Foram selecionadas marcas de moda de 12 estilistas distribuídos em cinco estados nordestinosAlagoas, Bahia, Ceará, Pernambuco e Rio Grande do Norte -. A Studio Orla, marca cearense, a baiana Adriana Meira, a pernambucana Juliana Santos e o potiguar George Azevedo estarão de volta nesta edição como nomes consagrados e com um público fiel em São Paulo.

O bordado e o artesanato são carros-chefe nessa edição do festival (Foto: Divulação)

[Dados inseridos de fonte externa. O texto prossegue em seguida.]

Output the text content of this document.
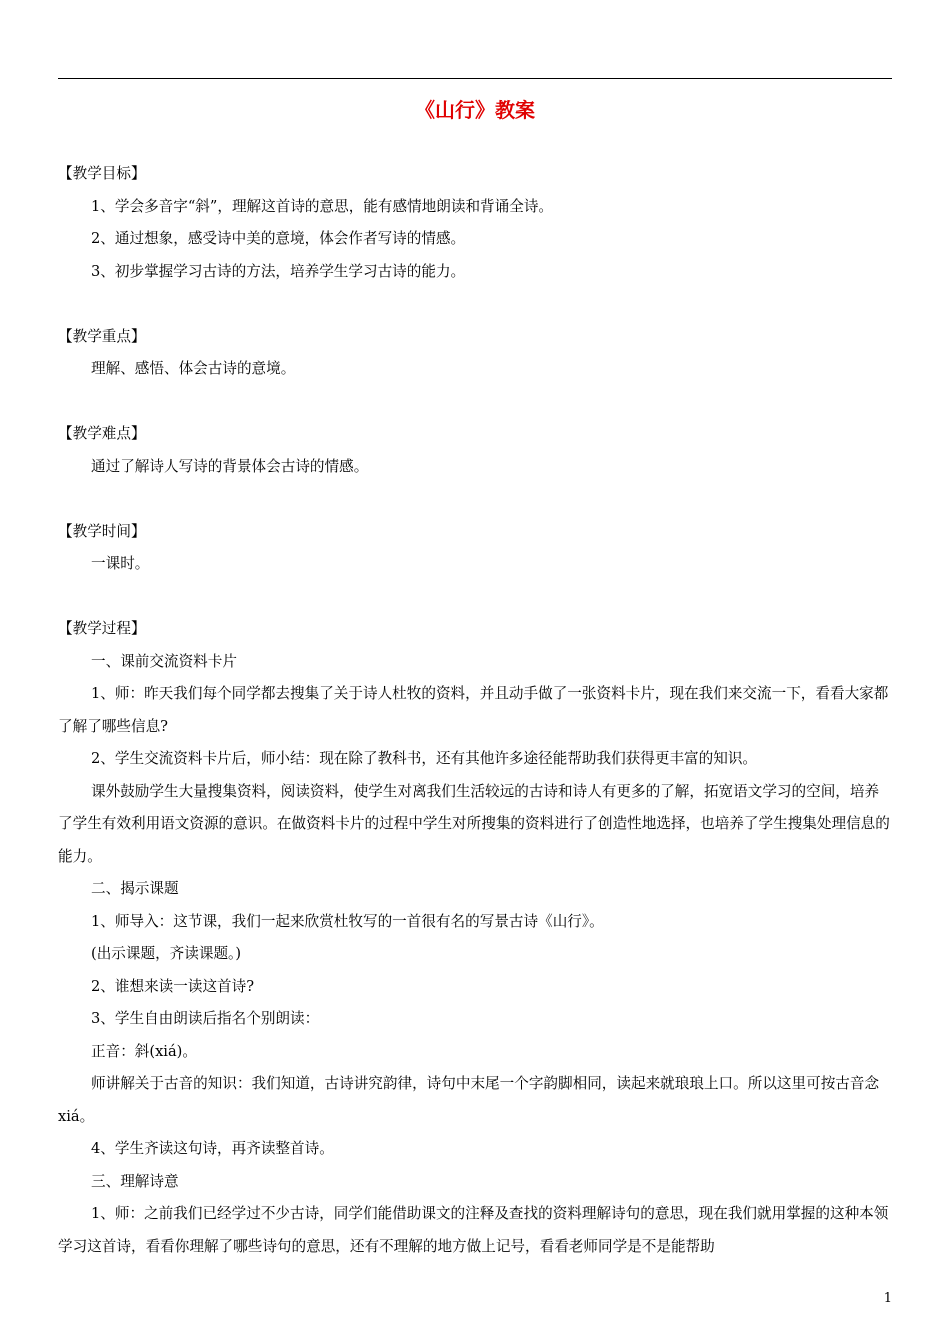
《山行》教案

【教学目标】

1、学会多音字“斜”，理解这首诗的意思，能有感情地朗读和背诵全诗。

2、通过想象，感受诗中美的意境，体会作者写诗的情感。

3、初步掌握学习古诗的方法，培养学生学习古诗的能力。

【教学重点】

理解、感悟、体会古诗的意境。

【教学难点】

通过了解诗人写诗的背景体会古诗的情感。

【教学时间】

一课时。

【教学过程】

一、课前交流资料卡片

1、师：昨天我们每个同学都去搜集了关于诗人杜牧的资料，并且动手做了一张资料卡片，现在我们来交流一下，看看大家都了解了哪些信息?

2、学生交流资料卡片后，师小结：现在除了教科书，还有其他许多途径能帮助我们获得更丰富的知识。

课外鼓励学生大量搜集资料，阅读资料，使学生对离我们生活较远的古诗和诗人有更多的了解，拓宽语文学习的空间，培养了学生有效利用语文资源的意识。在做资料卡片的过程中学生对所搜集的资料进行了创造性地选择，也培养了学生搜集处理信息的能力。

二、揭示课题

1、师导入：这节课，我们一起来欣赏杜牧写的一首很有名的写景古诗《山行》。

(出示课题，齐读课题。)

2、谁想来读一读这首诗?

3、学生自由朗读后指名个别朗读：

正音：斜(xiá)。

师讲解关于古音的知识：我们知道，古诗讲究韵律，诗句中末尾一个字韵脚相同，读起来就琅琅上口。所以这里可按古音念 xiá。

4、学生齐读这句诗，再齐读整首诗。

三、理解诗意

1、师：之前我们已经学过不少古诗，同学们能借助课文的注释及查找的资料理解诗句的意思，现在我们就用掌握的这种本领学习这首诗，看看你理解了哪些诗句的意思，还有不理解的地方做上记号，看看老师同学是不是能帮助

1
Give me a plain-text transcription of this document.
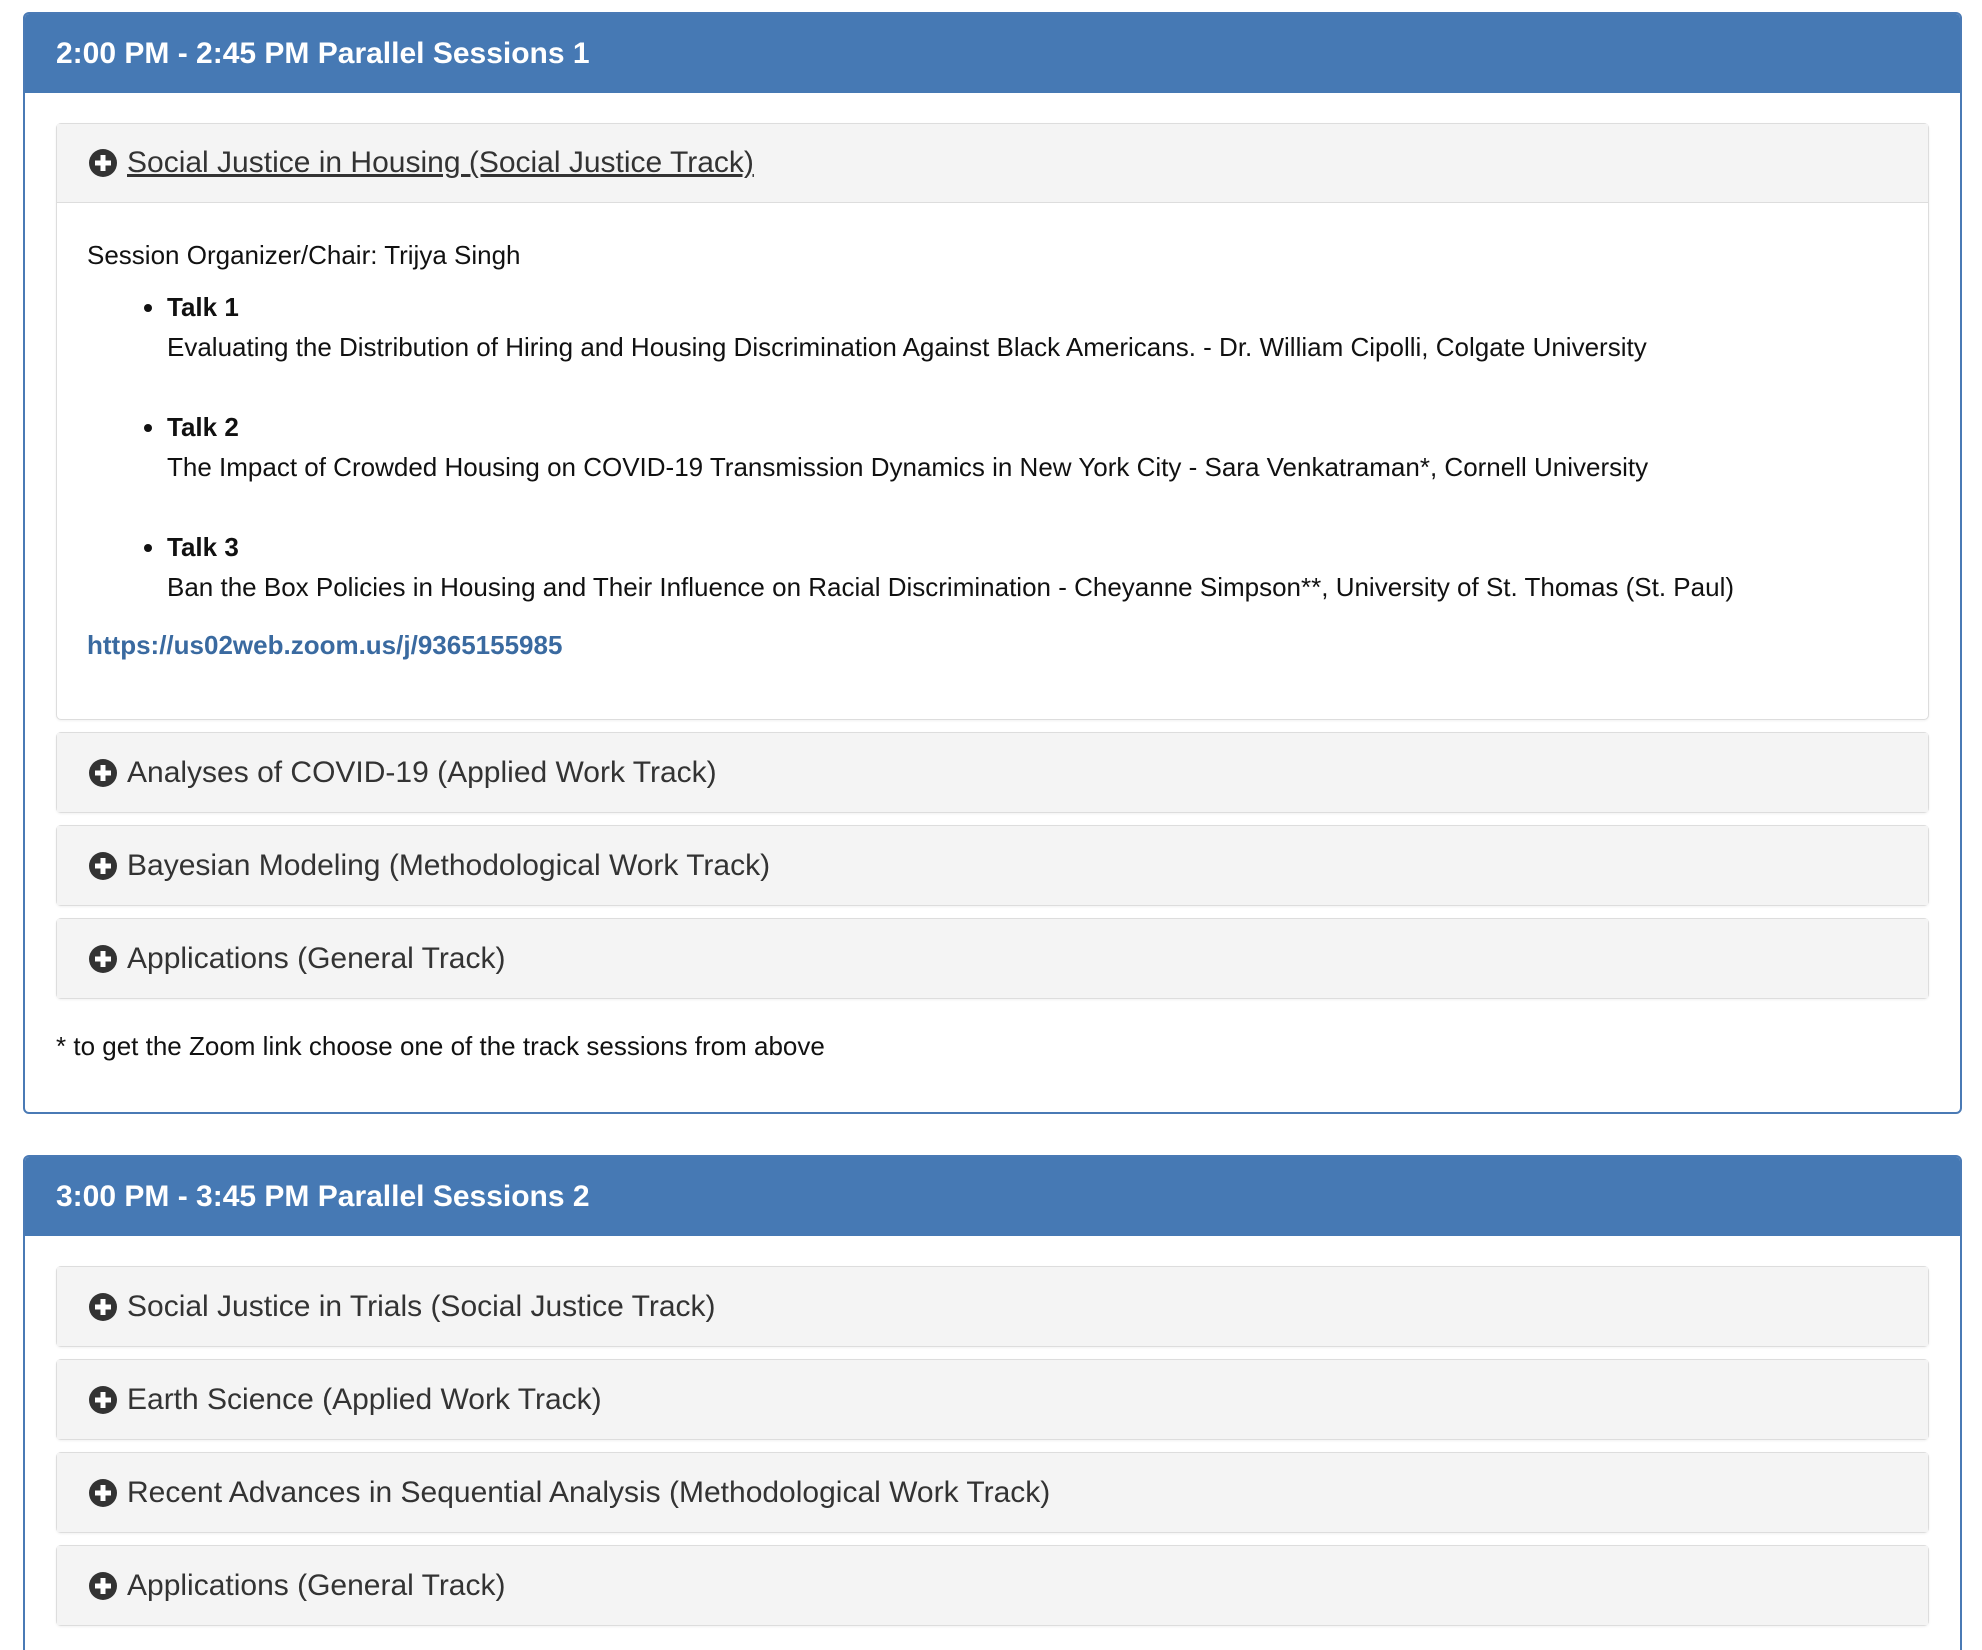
2:00 PM - 2:45 PM Parallel Sessions 1
Social Justice in Housing (Social Justice Track)
Session Organizer/Chair: Trijya Singh
• Talk 1
Evaluating the Distribution of Hiring and Housing Discrimination Against Black Americans. - Dr. William Cipolli, Colgate University
• Talk 2
The Impact of Crowded Housing on COVID-19 Transmission Dynamics in New York City - Sara Venkatraman*, Cornell University
• Talk 3
Ban the Box Policies in Housing and Their Influence on Racial Discrimination - Cheyanne Simpson**, University of St. Thomas (St. Paul)
https://us02web.zoom.us/j/9365155985
Analyses of COVID-19 (Applied Work Track)
Bayesian Modeling (Methodological Work Track)
Applications (General Track)
* to get the Zoom link choose one of the track sessions from above
3:00 PM - 3:45 PM Parallel Sessions 2
Social Justice in Trials (Social Justice Track)
Earth Science (Applied Work Track)
Recent Advances in Sequential Analysis (Methodological Work Track)
Applications (General Track)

Na curadoria de moda, a novidade é o protagonismo de marcas que têm no bordado seu carro-chefe, como as cearenses Jô de Paula e Cândida Artesanal e a alagoana Alina Amaral. Joana de Paula é carioca mas foi radicada em Fortaleza e trabalhou em grandes marcas como Maria Bonita, Cantão e Animale e foi uma das sócias-fundadoras da Catarina Mina.

A marca que leva seu nome, criada em 2014,  trabalha com linho, algodão orgânico, cambraia e seda. Os tecidos são delicadamente bordados à mão por artesãs cearenses, incluindo labirinteiras e rendeiras de filé. 

Já a alagoana Alina Amaral, conhecida por desconstruir o bordado tradicional misturando elementos da cultura popular a formas contemporâneas, lança na Pinga uma coleção inspirada na médica alagoana Nise da Silveira, grande nome da luta antimanicomial no Brasil. 

Completa o trio a também cearense Cândida Lopes, que além de camisas e batas bordadas com frases pontilhadas, santos e orixás, cria delicados escapulários bordados e emolduradas em prata de lei.

Os escapulários são bordados a mão e emolduradas em prata de lei (Foto: Divulgação)

O festival tem outra atração inédita: uma exposição com os quadros dos artistas neurodivergentes que fazem parte da curadoria da marca mineiro-baiana Almacor, cujas peças são todas estampadas a partir das obras de jovens artistas com deficiências como paralisia cerebral, autismo e síndrome de Down. O Nordestesse acontece até o dia 5 de setembro.